The army was redeployed to the Kovel area for the next two months. There, Kabitsin became a lieutenant colonel and took command of the regiment. On 17 May his jeep was ambushed by partisans of the Organization of Ukrainian Nationalists. Kabitsin's driver was killed and Kabitsin was slightly wounded but Kabitsin, a signalman and one of his battalion commanders were rescued by motorized infantry. On 18 July, the Lublin–Brest Offensive began. The regiment broke through German defenses in the area of the villages of Ruda and Pelyukh and by 19 July had cleared Liuboml with the division. On 20 July advanced units of the regiment crossed the Western Bug south of Opalin.
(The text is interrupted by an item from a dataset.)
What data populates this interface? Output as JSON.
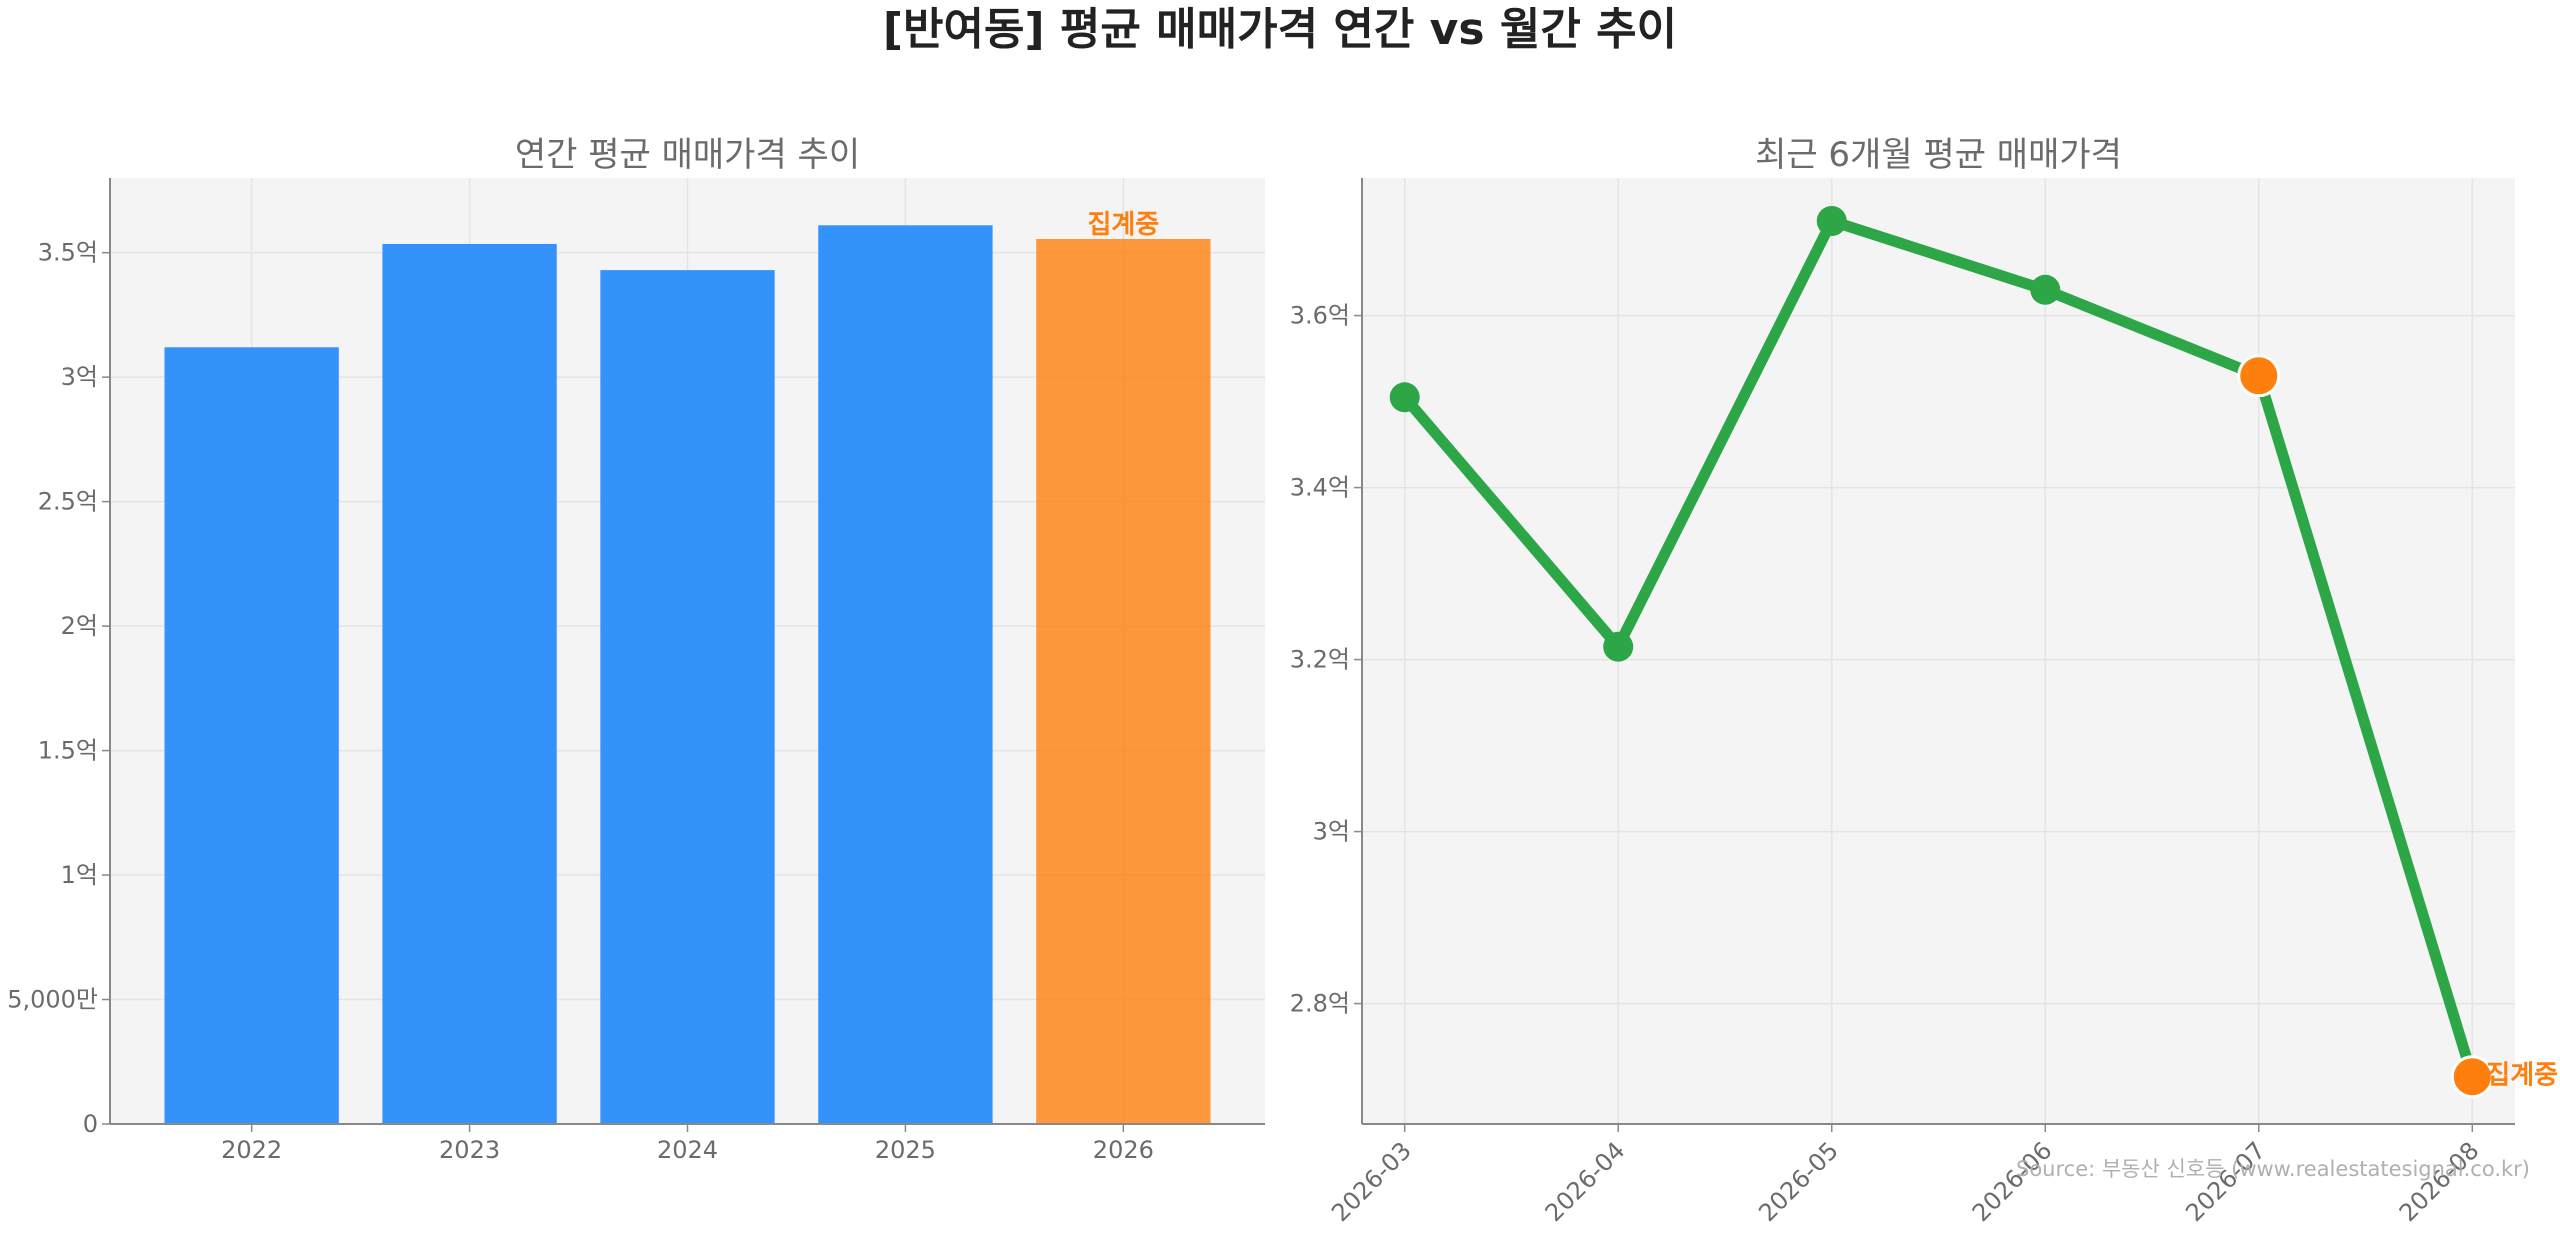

On 23 July battalions of the regiment helped capture Lublin. On 1 August the division reached the Vistula and began fighting for Grzybów, Kozienice County. On the next day the division crossed the Vistula into the Magnuszew bridgehead.From August to early September the division fought to defend the bridgehead. From 5 August Kabitsin's regiment defended in the area of Michalow, facing repeated counterattacks from the 19th Panzer Division. On 9 August the regiment captured Grabnovolya and on 15 August Brontin and Malenchin. The regiment later fought in the area of Emilyuv, Michalow and Gmina Głowaczów. From 14 January 1945 the 140th Guards Rifle Regiment fought in the Vistula–Oder Offensive and on 19 January helped capture Łódź. It helped storm Poznań on 23 January and on 29 January crossed the Oder south of Kustrin. For his leadership Kabitsin was awarded the Order of the Red Banner on 31 January. During February and March the regiment fought to hold the bridgehead. Kabitsin received a second Order of the Red Banner on 21 February. On 12 March the division helped capture Kustrin and on 23 March the 140th Regiment overcame German resistance at Gorgast.

The Berlin Offensive was launched on 16 April. The regiment was unable to capture the Seelow Heights. On the night of 18 April, the 140th attacked with Kabitsin reportedly leading and after four hours broke through the defense. The regiment repulsed twelve counterattacks during the following day and at the end of the day launched a tank-supported counterattack, dislodging German troops from two lines of trenches. In this battle, Kabitsin was wounded but reportedly continued to lead. In the subsequent days the 140th reached Karlshorst and on 22 April advanced into Berlin itself. Kabitsin reportedly personally crossed the Spree with the 1st Battalion, capturing nearby houses and assisting in the crossing of the division. The regiment reached the Tiergarten in the last days of April. Between 16 April and 8 May, the regiment reportedly destroyed eleven tanks and self-propelled guns, 4 half-tracks, 5 batteries and 115 heavy machine-guns. They also reportedly killed more than 900 German soldiers and captured 206. On 6 November 1945, he was awarded the Order of Lenin. For his actions, Kabitsin was awarded the title Hero of the Soviet Union and the Order of Lenin on 15 May 1946. For organizing street-fighting operations he received the Order of the Patriotic War, 1st class on 7 May 1945.

== Postwar ==
Until 1949, Kabitsin continued to serve with the division at Hillersleben and then with the 27th Separate Reserve Officer Regiment. In 1949 he returned to the Soviet Union and graduated from the Vystrel courses, after which he served in staff positions at Tula and Kharkov. On 15 November 1950 he received a third Order of the Red Banner. Kabitsin retired in 1953 as a colonel and lived in Kharkov. He died on 10 June 1968 and was buried in the city.